En 1811 estalla la revolución y su jefe es el íntimo amigo de Manuel: José Miguel Carrera. En mayo de ese año lo nombran Procurador de Santiago y en setiembre es designado diputado por Talca. Para fines de ese año, José Miguel lo nombra secretario de Guerra, y casi sobre fin de año se incorpora oficialmente al ejército para hacer lo que más le gusta hacer: guerrear y jugarse la vida por la revolución.

Las relaciones con Carrera no siempre son armoniosas. A mediados de 1812, José Miguel lo condena a un año de destierro en la isla Juan Fernández. Incorregible, Manuel ha estado conspirando contra algunos de los colaboradores de Carrera, y la sanción no se hace esperar. Después, el propio Carrera se encargará de que la pena no se cumpla, Y cuando un oficial de su amistad se lo reproche, responderá con una frase célebre: “Un amigo es un amigo”.

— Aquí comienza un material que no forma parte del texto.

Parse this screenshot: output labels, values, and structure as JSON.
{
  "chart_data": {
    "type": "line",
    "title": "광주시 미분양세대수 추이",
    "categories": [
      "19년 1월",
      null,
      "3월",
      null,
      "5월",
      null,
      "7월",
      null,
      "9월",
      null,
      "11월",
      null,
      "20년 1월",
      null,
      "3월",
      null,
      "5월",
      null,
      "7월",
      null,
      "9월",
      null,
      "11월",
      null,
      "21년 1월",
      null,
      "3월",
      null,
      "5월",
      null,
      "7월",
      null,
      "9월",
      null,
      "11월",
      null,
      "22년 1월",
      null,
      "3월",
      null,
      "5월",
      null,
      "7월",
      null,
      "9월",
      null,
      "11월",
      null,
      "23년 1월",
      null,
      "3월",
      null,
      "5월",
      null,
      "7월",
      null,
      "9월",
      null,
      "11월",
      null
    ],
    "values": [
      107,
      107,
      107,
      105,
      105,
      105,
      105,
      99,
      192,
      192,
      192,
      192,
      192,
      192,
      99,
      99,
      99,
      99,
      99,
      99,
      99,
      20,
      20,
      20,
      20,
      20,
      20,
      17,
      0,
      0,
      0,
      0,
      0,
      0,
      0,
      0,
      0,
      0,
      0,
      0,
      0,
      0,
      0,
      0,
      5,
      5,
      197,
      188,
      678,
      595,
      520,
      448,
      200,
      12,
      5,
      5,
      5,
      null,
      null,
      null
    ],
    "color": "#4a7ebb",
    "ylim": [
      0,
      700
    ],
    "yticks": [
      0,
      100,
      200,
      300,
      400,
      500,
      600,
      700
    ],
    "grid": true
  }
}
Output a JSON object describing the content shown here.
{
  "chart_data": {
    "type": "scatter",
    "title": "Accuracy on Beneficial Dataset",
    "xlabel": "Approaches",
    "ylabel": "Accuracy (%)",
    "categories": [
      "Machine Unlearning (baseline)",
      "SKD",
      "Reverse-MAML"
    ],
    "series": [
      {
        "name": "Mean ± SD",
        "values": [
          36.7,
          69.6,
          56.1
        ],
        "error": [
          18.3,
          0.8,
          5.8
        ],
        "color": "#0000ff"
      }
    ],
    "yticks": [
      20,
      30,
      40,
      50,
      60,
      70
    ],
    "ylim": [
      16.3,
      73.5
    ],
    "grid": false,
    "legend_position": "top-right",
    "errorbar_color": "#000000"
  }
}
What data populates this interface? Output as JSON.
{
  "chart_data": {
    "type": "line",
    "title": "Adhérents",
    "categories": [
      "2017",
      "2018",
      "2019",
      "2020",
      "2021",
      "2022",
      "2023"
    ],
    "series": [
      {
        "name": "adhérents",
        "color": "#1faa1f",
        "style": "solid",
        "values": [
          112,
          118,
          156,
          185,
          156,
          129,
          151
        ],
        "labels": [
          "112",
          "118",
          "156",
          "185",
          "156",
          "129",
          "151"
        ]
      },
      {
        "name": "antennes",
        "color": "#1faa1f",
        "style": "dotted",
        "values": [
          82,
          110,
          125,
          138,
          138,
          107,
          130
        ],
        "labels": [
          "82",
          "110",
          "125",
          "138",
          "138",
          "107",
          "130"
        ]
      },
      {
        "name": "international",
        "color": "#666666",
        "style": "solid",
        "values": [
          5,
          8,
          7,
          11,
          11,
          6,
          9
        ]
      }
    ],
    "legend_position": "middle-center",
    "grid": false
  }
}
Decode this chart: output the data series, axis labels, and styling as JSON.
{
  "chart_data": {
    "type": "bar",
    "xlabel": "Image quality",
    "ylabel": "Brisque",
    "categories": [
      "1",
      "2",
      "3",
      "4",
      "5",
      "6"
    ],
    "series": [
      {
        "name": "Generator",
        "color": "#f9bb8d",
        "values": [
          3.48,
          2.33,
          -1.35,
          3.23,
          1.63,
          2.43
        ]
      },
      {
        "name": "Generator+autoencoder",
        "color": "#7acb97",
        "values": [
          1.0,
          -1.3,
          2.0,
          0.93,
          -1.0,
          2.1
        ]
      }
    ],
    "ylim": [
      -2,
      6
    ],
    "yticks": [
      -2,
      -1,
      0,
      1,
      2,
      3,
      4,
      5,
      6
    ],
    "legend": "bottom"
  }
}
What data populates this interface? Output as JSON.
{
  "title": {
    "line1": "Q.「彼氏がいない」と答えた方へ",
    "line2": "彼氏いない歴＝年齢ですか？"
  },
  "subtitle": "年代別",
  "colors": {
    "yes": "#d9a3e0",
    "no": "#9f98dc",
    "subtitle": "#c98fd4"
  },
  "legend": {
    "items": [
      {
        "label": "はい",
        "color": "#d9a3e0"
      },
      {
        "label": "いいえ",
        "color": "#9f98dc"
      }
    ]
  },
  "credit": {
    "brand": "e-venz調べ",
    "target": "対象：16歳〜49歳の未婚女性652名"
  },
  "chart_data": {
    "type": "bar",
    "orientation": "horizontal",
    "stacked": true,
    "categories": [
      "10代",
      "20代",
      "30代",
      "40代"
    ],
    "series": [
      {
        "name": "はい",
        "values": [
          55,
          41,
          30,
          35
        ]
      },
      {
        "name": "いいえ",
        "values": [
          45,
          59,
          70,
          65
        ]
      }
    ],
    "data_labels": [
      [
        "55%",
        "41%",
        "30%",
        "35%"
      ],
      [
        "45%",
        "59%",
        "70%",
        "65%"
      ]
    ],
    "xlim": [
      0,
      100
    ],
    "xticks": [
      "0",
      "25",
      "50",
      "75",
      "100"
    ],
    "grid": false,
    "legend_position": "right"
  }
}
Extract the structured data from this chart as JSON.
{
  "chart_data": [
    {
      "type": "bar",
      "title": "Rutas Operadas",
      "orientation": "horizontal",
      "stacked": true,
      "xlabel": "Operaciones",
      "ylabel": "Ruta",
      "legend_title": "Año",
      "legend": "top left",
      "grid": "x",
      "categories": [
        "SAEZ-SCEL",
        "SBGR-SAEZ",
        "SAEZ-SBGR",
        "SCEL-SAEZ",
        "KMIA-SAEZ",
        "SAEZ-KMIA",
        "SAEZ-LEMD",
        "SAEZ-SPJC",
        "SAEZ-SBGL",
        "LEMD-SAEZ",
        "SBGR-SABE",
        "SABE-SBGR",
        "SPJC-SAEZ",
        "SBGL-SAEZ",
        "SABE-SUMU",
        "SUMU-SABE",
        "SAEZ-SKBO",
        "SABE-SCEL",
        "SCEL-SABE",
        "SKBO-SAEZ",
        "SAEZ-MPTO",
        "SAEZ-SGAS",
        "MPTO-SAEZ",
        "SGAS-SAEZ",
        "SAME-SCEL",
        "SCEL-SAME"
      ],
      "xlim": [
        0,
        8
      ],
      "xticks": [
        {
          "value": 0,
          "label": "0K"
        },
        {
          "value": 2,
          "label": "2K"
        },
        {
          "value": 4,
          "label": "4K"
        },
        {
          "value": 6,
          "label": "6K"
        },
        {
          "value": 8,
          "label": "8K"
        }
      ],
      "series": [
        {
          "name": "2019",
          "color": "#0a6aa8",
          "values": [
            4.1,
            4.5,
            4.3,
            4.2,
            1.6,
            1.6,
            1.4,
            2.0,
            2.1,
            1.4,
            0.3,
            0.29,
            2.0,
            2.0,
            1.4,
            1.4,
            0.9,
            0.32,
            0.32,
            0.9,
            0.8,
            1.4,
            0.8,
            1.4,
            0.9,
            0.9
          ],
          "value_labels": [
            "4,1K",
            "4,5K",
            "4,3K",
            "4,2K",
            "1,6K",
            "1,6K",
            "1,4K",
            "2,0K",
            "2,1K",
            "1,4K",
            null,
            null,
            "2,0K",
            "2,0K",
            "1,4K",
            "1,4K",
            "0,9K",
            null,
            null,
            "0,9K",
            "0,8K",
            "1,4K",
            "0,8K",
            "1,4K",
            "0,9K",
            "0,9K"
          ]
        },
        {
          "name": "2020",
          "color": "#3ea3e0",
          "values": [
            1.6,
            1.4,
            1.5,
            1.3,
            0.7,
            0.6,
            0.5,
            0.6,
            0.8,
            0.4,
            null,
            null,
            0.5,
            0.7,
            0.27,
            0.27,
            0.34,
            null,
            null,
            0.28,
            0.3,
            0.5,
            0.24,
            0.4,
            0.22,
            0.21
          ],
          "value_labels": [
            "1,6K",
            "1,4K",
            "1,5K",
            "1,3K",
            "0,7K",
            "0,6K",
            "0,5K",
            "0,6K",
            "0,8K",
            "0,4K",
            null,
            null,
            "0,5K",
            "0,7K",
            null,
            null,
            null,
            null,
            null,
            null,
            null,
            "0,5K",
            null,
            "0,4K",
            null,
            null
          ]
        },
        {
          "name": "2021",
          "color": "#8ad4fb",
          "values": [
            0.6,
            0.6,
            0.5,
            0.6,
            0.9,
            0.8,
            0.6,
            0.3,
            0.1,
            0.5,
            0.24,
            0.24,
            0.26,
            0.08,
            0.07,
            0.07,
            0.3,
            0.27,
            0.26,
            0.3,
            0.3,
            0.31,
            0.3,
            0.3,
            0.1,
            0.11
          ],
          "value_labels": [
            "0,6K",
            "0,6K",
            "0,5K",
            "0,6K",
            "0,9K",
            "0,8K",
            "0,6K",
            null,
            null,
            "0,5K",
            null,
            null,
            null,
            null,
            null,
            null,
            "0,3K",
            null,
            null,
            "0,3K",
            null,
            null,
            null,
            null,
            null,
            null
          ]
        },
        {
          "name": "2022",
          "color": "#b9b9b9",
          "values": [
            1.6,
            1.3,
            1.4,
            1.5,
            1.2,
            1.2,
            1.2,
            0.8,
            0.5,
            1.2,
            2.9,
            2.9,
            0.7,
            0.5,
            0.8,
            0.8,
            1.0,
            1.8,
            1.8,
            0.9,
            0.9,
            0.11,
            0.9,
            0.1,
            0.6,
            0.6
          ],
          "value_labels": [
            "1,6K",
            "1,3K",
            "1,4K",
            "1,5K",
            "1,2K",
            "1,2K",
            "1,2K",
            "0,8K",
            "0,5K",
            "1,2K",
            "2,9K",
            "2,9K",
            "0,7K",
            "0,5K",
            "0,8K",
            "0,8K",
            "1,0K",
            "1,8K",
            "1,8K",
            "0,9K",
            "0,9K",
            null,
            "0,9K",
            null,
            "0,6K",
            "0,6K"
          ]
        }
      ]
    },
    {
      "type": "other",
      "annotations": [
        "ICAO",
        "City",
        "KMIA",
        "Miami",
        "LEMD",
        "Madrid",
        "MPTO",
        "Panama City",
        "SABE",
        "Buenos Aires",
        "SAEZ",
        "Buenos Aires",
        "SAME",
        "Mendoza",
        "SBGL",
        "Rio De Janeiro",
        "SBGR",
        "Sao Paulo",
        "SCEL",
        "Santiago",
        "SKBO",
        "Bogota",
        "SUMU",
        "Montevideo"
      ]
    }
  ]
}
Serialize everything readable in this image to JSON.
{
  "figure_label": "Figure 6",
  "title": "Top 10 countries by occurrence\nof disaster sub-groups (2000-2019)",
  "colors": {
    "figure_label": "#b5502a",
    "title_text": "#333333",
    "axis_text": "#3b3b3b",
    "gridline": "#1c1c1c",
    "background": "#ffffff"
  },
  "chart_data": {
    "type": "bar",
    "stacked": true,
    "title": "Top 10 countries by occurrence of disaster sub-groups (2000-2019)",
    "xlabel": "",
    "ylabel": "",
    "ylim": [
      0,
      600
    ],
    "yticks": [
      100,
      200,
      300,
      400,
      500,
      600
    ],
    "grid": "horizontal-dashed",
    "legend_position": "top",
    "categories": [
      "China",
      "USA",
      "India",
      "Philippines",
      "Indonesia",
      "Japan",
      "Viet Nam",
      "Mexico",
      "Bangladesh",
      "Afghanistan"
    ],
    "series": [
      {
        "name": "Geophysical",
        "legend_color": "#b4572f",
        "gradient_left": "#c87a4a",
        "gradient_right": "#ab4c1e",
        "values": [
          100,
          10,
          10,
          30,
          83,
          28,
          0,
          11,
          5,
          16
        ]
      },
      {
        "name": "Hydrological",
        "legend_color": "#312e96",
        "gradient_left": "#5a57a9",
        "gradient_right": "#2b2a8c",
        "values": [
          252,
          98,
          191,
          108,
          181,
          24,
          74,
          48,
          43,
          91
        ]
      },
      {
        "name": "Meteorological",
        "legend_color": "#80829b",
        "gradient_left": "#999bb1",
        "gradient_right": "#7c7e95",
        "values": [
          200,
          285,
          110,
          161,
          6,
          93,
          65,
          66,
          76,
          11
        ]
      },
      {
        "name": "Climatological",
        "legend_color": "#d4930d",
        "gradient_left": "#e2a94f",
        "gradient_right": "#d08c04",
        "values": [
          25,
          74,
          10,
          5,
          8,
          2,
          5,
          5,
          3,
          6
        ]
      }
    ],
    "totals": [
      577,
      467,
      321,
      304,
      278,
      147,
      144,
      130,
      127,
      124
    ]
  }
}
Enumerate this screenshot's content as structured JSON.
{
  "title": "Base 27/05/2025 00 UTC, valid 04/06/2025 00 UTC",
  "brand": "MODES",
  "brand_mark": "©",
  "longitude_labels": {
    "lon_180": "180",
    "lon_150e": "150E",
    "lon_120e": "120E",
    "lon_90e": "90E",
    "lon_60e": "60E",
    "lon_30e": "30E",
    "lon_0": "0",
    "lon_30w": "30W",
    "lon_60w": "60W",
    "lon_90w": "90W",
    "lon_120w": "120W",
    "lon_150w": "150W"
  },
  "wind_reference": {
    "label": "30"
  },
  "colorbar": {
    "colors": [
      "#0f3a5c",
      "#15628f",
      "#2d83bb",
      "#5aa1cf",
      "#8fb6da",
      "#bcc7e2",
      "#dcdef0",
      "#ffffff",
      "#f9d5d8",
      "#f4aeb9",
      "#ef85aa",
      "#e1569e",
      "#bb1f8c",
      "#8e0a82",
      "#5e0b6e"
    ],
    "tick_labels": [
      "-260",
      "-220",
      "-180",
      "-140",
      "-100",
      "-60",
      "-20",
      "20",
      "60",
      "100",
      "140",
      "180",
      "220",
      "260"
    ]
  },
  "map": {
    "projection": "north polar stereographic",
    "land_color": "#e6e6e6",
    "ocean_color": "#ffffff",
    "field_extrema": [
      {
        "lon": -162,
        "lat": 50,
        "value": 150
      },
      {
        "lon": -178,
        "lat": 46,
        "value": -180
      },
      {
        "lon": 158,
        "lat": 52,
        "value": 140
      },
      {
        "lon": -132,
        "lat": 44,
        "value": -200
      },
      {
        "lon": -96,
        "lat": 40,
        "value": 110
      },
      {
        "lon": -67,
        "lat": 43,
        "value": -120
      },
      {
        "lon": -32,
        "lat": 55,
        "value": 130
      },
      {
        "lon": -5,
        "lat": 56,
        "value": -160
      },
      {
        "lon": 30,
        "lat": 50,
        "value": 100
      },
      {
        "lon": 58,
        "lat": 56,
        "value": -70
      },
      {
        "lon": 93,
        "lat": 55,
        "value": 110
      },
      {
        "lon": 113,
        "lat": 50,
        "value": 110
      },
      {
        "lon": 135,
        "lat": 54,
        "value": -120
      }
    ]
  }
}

Lo cierto es que para 1814 Carrera y Rodríguez ya están reconciliados. Un mes más tarde, el gobierno patriota es derrotado por las tropas españolas en Rancagua, poniéndole punto final a la experiencia de la llamada Patria Vieja. Los jefes chilenos huyen a Mendoza. Allí los espera San Martín, pero también las intrigas del exilio y las duras y despiadadas luchas internas.

San Martín es uno de los primeros en confiar en el genio de Rodríguez. Las instrucciones que les da son precisas: debe ingresar a Chile y valerse de todos los medios para incomodar a los españoles. El objetivo es distraerlos, desmovilizarlos. San Martín también quiere estar informado de lo que ocurre en Chile, sobre la identidad de sus enemigos y la lealtad de sus posibles aliados.

Indios, guasos, bandoleros, contrabandistas, todo servirá para el gran objetivo. El realismo de San Martín está dispuesto a tolerar hasta el delito con tal de ganar la guerra. Y sabe que Rodríguez con carta blanca es capaz de hacer cualquier cosa; incluso, algunas que ese oficial severo y puntilloso que es San Martín, ni se va a querer enterar.

Y aquí empieza la verdadera leyenda de Manuel Rodríguez. Durante más de dos años el hombre será para los españoles el mismísimo Mandinga. Sabotajes, conspiraciones, emboscadas, asaltos a mano armada, todo era útil para la causa. Los realistas saben de la existencia y del peligro que representa ese “petimetre insolente”. El gobernador español, don Francisco Casimiro Marcó del Pont, pone precio a su cabeza, pero el que quiere verlo colgado de una rama es el capitán Vicente San Bruno, comandante del temible regimiento de Talavera.

San Bruno reúne todas las condiciones para ser el enemigo histórico de Rodríguez. Antes de ser militar había sido sacerdote, y era de los curas que dejó la sotana para predicar con más contundencia su credo hispanista. Bajo, gordo, colérico, era un fanático de Dios, el orden y Fernando VII. Sádico y violento, torturaba personalmente a sus prisioneros. San Bruno luego será fusilado y el autor de la orden será San Martín. Pero su humillación más grande no será el paredón, sino las burlas a las que lo sometió Manuel Rodríguez, transformando al terror de la represión realista en un pelele ridículo, torpe y tonto. Pero no nos adelantemos a los acontecimientos.